Don Massimo Pavanello: «Le opere di carità debbano essere con più forza ricollegate al percorso di conversione»
A coordinare le attività giubilari nella parrocchia Madonna della Misericordia c’è don Massimo Pavanello. Con lui facciamo qualche approfondimento sull’Anno santo a Bresso.
Oltre ai numeri cospicui, registra una qualità dei pellegrinaggi?
I fedeli che attraversano la Porta santa arrivano preparati. Qualcuno chiede, al momento, informazioni spicciole su come godere della Grazia giubilare, ma il desiderio che li ha portati sin qui è precedente e puro. Nessuno entra per caso. Tutti per decisione.
Uno stile riscontrabile anche nelle confessioni?
La maggior parte dei pellegrini che giungono a Bresso si è già confessata altrove. Diverse sono le chiese penitenziali della Zona pastorale, così come i santuari, luoghi in cui è più facile trovare comodità per celebrare il sacramento. Tuttavia, penso per esempio alle occasioni della Prima Comunione e della Cresima, moltissimi genitori si sono confessati avendo in mente l’Anno santo e le sue istanze. Diverse sono state le “confessioni generali”, di persone cioè che sono tornate indietro con il ricordo chiedendo perdono di peccati anche lontani nel tempo e sinora mai accusati. Peccati che l’opinione pubblica ha magari derubricato, ma che la retta coscienza non riesce a zittire.

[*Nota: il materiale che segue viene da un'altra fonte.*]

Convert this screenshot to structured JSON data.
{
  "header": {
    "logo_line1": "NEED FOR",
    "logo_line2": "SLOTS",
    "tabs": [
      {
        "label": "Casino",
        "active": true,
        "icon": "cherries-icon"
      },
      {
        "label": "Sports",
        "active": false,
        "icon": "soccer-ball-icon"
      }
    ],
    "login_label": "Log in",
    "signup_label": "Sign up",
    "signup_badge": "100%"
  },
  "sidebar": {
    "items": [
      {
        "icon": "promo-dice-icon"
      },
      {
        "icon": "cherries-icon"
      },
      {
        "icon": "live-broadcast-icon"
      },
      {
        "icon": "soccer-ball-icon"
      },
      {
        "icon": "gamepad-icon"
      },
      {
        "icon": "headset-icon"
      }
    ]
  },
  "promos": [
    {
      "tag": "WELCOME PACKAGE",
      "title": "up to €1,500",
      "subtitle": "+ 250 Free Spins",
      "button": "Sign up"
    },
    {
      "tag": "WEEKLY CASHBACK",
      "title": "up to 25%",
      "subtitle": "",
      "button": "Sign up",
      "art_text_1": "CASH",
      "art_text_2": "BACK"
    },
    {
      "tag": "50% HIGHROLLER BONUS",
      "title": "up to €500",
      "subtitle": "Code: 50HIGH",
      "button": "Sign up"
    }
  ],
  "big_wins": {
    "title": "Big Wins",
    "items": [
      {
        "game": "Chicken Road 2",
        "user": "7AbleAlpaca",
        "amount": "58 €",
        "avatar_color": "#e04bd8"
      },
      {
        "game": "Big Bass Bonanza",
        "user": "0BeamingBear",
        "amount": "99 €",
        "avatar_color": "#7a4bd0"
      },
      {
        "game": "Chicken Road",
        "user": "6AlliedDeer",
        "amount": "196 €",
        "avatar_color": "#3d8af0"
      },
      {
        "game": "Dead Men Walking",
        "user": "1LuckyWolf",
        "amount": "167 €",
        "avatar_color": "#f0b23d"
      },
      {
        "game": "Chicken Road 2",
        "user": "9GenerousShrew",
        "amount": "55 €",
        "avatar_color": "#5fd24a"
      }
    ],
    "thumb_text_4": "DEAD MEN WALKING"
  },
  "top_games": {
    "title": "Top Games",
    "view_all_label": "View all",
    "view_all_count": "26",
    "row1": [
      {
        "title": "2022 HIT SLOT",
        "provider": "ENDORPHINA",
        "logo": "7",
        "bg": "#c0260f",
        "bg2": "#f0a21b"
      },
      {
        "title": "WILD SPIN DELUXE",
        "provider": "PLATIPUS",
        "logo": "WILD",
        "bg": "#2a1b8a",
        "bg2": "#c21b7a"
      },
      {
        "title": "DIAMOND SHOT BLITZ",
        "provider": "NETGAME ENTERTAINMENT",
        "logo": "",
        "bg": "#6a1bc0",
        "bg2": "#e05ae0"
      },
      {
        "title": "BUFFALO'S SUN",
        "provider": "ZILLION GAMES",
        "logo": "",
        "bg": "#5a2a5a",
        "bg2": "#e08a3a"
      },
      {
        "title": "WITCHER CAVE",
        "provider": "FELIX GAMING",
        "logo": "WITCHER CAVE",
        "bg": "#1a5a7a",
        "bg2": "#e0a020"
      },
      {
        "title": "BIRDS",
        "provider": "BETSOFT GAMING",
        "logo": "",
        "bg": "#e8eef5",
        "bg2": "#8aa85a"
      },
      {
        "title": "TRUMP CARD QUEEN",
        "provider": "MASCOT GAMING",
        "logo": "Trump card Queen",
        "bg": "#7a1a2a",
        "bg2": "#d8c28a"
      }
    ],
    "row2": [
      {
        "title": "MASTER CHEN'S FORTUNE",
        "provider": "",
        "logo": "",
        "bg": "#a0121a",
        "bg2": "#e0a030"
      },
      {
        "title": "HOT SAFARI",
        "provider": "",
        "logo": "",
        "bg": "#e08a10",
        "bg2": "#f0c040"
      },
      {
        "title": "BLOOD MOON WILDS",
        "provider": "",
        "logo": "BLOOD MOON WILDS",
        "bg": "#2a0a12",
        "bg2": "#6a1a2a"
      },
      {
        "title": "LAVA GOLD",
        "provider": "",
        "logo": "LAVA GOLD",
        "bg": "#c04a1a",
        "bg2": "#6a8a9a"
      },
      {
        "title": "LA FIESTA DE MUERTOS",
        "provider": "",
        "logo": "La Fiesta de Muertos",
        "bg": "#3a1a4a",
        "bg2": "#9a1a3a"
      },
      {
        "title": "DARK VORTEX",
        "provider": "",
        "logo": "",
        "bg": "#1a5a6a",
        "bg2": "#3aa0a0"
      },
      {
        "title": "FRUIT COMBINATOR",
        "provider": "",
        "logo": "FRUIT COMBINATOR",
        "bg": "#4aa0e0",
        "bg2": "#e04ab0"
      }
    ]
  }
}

La chiesa di Bresso, tra quelle giubilari diocesane, è una delle poche che è pure parrocchia. C’è una specificità che si riesce a trasmettere?
Sul territorio sono praticate tutte le opere di misericordia. Tuttavia il filone più trasversale, specifico e di annuncio mi sembra resti quello legato ai funerali. Solo il 20% degli italiani frequenta la Messa domenicale, mentre il 95% sceglie il funerale religioso. Questa opportunità cogliamo. Sapendo noi, e dicendo ai presenti, che la circostanza porta a vivere ben tre opere di misericordia contemporaneamente: pregare Dio per i vivi e per i morti; consolare gli afflitti; seppellire i morti. Verbalizzando ciò nell’omelia, si nota subito un cambiamento di clima celebrativo. Nessuno si sente escluso, tutti comprendono che il giubileo è una realtà vicina ed è possibile farsi toccare da essa.
C’è qualche punto debole, secondo lei, che invece andrebbe irrobustito?
Il punto debole, in generale, mi sembra dato dal fatto che il presente giubileo sia vissuto in maniera un po’ intimistica e devozionale. Prevale la coscienza singola, meno la ricerca di giustizia sociale. Un aspetto non trascurabile invece nel giubileo biblico. Quasi tutti i fedeli, senza dubbio, si spendono in opere di carità laddove vivono. Ma la mia percezione è che queste opere debbano essere con più forza ricollegate al percorso di conversione.